ST. LOUIS – Back on the road, the Wild returned to their roots.
Wild return to the road, roll past St. Louis Blues
The Wild and St. Louis Blues entered the third period tied, until Kirill Kaprizov intervened twice and Jonas Brodin once.
They eked out a textbook 4-2 win over the Blues on Tuesday night at Enterprise Center to begin a three-game trip by resetting from a loss over the weekend to a different Central Division rival in the Stars.
The Wild’s eight away wins are tied for first in the NHL, and their 18 points are tops. Overall, the Wild (12-3-3) are tied for second in the league with 27 points after winning four of their past six games.
“We just like to play on the road,” Jonas Brodin said. “When we have a bad game, I feel like we come back and have a good next game. We don’t let it slip to two, three games right now. So, that’s a good thing.”
Brodin scored the final tiebreaker with 6 minutes, 16 seconds to go in the third period, the defenseman winding up from outside the left faceoff circle after sitting out the previous two games injured.
Then Kirill Kaprizov completed a two-goal effort into an empty net with 1:23 remaining, climbing to 33 points to rank one shy of Colorado’s Nathan MacKinnon for the NHL lead in scoring. Kaprizov’s 12 multipoint games are the most in the league, and he’s tied for first in multigoal games with four.
“More often than not in this league, it’s a race to three [goals],” coach John Hynes said. “There’s a lot of tight games and the smarter you are, the harder you are, the better you can manage those situations and stay with it, the more you’re going to give yourself the best chance to win.”
In net, goaltender Filip Gustavsson picked up 22 saves to improve to 9-3-2 with the best goals-against average in the NHL (2.07) and second-best save percentage (.926).
Gustavsson has given up two goals or fewer in 11 starts, more than any other goalie. Unlike his last appearance in St. Louis, when he scored the first goalie goal in Wild history on Oct. 15 to polish off a 4-1 victory, the netminder made an early statement by withstanding an upbeat start by the Blues.
He rattled off five saves before the Wild even tested St. Louis goalie Jordan Binnington, but in typical Wild fashion on the road, they scored first for a league-leading 12th time and improved to 10-1-2 when that happens; their 10 victories are tied with the Rangers for the most in that scenario.
The new line of Marcus Johansson, Marco Rossi and Ryan Hartman capped off a terrific shift with a goal, a five-hole dribbler by Hartman at 12:24 that Rossi set up by catching Hartman in stride.
“We played a really, really solid game offensively,” Hartman said. “Their first goal was kind of a poor backcheck by myself, so was just trying to maybe recover from that a little bit after.”
Just 4:48 into the second period, St.

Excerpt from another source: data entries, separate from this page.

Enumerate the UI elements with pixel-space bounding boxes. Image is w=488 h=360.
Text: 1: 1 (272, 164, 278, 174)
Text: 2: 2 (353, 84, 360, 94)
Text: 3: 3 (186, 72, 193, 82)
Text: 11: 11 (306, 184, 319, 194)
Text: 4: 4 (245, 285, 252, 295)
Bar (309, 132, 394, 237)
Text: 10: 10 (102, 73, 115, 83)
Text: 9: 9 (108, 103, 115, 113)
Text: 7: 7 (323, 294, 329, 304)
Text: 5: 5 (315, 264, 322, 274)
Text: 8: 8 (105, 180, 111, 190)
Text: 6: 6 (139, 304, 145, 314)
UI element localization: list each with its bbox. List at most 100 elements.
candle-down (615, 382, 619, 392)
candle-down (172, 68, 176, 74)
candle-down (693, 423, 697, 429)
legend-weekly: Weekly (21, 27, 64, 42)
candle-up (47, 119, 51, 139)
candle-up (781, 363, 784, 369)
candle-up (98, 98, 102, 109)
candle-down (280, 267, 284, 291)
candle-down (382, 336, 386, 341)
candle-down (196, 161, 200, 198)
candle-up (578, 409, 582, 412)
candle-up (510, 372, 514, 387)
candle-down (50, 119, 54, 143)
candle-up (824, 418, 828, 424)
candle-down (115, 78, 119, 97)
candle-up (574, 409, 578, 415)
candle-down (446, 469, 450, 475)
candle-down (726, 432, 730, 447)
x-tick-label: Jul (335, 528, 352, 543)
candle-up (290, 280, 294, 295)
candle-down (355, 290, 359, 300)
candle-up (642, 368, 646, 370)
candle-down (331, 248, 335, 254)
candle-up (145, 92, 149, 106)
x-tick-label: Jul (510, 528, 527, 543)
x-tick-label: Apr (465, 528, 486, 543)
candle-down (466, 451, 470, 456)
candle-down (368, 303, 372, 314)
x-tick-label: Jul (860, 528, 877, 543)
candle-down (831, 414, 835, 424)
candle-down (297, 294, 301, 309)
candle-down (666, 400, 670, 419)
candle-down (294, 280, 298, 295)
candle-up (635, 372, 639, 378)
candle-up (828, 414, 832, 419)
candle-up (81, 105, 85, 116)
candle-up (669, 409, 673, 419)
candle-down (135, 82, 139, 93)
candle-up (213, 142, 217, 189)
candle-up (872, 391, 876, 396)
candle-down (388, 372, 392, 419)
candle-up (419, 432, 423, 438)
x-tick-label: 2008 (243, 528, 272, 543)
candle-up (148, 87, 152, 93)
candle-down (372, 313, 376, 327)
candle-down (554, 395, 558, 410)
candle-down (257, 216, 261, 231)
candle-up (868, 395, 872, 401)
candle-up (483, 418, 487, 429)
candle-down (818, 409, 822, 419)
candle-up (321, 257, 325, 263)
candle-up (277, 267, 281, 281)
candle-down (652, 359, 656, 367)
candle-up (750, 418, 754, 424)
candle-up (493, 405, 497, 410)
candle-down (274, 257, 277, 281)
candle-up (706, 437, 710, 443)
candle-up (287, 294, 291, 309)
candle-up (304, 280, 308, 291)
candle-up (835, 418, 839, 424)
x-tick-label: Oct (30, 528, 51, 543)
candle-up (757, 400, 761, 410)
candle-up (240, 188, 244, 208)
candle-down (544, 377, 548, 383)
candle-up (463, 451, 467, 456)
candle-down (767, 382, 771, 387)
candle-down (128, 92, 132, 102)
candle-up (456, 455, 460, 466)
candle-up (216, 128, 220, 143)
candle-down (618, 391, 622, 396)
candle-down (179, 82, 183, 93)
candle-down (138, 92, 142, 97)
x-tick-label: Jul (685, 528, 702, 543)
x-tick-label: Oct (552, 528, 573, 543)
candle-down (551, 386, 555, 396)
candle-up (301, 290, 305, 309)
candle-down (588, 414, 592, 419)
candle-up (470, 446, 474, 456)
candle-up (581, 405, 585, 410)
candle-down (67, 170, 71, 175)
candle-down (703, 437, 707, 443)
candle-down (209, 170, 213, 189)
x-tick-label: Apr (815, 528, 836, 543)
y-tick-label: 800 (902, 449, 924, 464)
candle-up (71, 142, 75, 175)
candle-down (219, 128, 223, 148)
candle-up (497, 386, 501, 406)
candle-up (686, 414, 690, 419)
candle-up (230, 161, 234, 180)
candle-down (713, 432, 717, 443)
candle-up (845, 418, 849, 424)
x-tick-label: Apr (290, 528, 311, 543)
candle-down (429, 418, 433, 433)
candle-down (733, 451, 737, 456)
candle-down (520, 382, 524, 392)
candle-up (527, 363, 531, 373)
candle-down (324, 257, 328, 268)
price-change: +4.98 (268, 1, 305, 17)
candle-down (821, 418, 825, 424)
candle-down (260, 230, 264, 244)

Louis found the equalizer off the rush on a top-shelf shot by Hibbing’s Scott Perunovich.
In the third, the Wild were opportunistic on the go-ahead goal.
Just 19 seconds after their power play (0-for-2) expired but with St. Louis penalty killers still on the ice, Kaprizov tipped in a Jake Middleton shot.
The Blues caught back up to the Wild on the power play when Jake Neighbours deflected in a centering feed at 10:37.
That stopped a 17-for-17 run by the Wild penalty kill, which had denied St. Louis during its earlier power play.
But as has been the case, especially on the road, the Wild were unfazed.
“We were in fine shape,” Gustavsson said.
Brodin, who sat out the Wild’s last homestand due to an upper-body injury, took a handoff from captain Jared Spurgeon and skated deeper into Blues territory before unleashing his second goal of the season behind Binnington, who had 24 saves.
The Wild also had Joel Eriksson Ek back after he was hurt on Saturday when the Wild’s rally against Dallas fizzled 2-1, and Ben Jones drew in to make his Wild debut.
“I tried to go far side, but I hit the d-man’s leg there,” said Brodin, who has the third-most goals in franchise history among defensemen with 56. “I got a little bit lucky.”
Johansson also assisted on the game-winner, the third point for his line with Hartman and Rossi.
“We had a strong forecheck,” Rossi said, “and we created a lot of chances.”
Instead of Gustavsson attempting another empty-net goal, Kaprizov did the honors, sinking a 90-footer from the neutral zone for his league-leading fifth empty-netter.
Kaprizov is up to 12 points during a six-game point streak, and he has at least a point in 10 straight road games; that ties Eriksson Ek (2022-23) for the longest road point streak in team history.
And the Wild?
They played like themselves again.
“It’s been a point of emphasis of understanding when you’re in tight games how you need to play,” Hynes said. “Not try to open things up, but you gotta work for your chances. Check for your chances. You gotta manage the puck. You can’t crack, and there are some times this year where we have. We’ve learned from those.”
Minnesota added to its NHL-leading success in away games, lifted by two third-period goals by Kirill Kaprizov and one by Jonas Brodin.